By Henry L Shorney (Los Angeles)
Fond memories—and the convenience on Netflix—encouraged me to revisit Lock, Stock and Two Smoking Barrels over this past weekend. This movie is a complete and utter disaster, but somehow it works. Do not go in expecting something along the lines of one of Guy Ritchie’s most recent features: King Arthur: Legend of the Sword or The Man from U.N.C.L.E. This movie bares almost no resemblance of those polished, cliché Hollywood features; instead it is gritty, flawed, and exciting. Features like this one can only come at the beginning of a talented director’s career. Although packed with intersecting plot lines, Lock, Stock and Two Smoking Barrels generally revolves around four crooks who find themselves in serious debt to a dangerous man.

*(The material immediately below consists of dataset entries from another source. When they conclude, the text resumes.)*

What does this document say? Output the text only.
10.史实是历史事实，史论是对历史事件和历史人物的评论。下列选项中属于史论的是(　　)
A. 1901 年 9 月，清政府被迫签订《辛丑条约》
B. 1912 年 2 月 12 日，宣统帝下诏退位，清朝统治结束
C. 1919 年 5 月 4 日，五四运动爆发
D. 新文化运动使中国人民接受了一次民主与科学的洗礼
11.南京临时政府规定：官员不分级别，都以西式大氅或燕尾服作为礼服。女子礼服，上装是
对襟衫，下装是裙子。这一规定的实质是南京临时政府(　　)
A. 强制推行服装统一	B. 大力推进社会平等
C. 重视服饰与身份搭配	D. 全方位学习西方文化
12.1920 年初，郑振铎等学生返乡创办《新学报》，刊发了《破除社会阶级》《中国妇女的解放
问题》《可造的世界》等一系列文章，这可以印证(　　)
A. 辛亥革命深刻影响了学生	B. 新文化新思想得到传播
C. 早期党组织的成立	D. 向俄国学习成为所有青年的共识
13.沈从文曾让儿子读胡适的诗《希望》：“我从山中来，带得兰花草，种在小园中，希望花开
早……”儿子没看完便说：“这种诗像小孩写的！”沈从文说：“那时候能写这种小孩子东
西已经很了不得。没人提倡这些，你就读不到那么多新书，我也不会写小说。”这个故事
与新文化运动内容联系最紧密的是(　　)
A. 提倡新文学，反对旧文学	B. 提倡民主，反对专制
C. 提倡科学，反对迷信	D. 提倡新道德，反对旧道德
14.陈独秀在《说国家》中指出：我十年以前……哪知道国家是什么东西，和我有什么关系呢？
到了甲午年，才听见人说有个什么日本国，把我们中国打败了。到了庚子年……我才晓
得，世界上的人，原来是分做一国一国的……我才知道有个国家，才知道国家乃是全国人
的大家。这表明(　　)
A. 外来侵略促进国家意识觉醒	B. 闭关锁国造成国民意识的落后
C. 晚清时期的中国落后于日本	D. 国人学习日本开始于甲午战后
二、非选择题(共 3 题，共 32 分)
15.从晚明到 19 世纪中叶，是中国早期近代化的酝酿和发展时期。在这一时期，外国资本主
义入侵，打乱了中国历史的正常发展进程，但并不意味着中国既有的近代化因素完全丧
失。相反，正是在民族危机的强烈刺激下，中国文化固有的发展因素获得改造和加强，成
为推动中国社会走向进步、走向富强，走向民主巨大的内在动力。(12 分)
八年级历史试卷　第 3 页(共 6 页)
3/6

This film creates a vivid picture of the downtrodden British underworld. It does this through employing an anti-aesthetic aesthetic. By this I mean, it was intentionally made to appear cheap and unpolished. Choosing to shoot a film this way is certainly beneficial for budgetary reasons, but it also lends itself to the story. Imagine seeing this movie all glossed-up, it just simply would not work. Not to mention, and I do not want to speak for everyone here, but there is no need to see these actors in any greater detail. If it’s Armie Hammer, fine, give me the glam shot, but Jason Statham, I’ll take a pass. What truly shines through in this movie is Guy Ritchie’s ability as a director.
In the opening chase sequence, we see what has become sort of a Guy Ritchie trademark, the slow-motion shot. He contrasts this with the fast motion of the chase and it creates a beautiful and tense moment where time almost holds still. This lets the tension build and allows the viewer to absorb the action. Another scene where Ritchie uses this technique, is when the marijuana growers are being robbed. Just when all hope seems to be lost, the growers drugged out friend awakens from her trance and picks up the machine gun sitting in from of her. She proceeds to unload the weapon in the direction of the robbers.
Ritchie contrasts the rapid firing of the weapon with the slow-motion of the robbers diving out of sight. This technique also lends a comedic element to the scene as we watch the robbers glide through the air in a desperate attempt to avoid the gunshots. Ritchie has a talent for shooting action and most of the movie consists of building up to these spurts of tension, which all culminate in the end. The final scene is hands down my favorite in the movie. The cross-cutting between Tom dumping the guns and the others trying to call him is unbearably tense and hilarious. It makes you want to jump in the screen and stop him, but all you can do is sit back and let this last farce play out.
The icing on the cake is the freeze-frame zoom-out leaving you with the final image of Tom hanging over the railing with a phone in his mouth. This shot makes you crave more of the rollercoaster you just endured and may even encourage you to watch it again a few years later. Guy Ritchie’s inaugural feature established him as a director with a bright future ahead of him. As we now know, he lived up to those expectations with his follow-up feature Snatch and later the Sherlock Holmes movies starring the great Robert Downey Jr.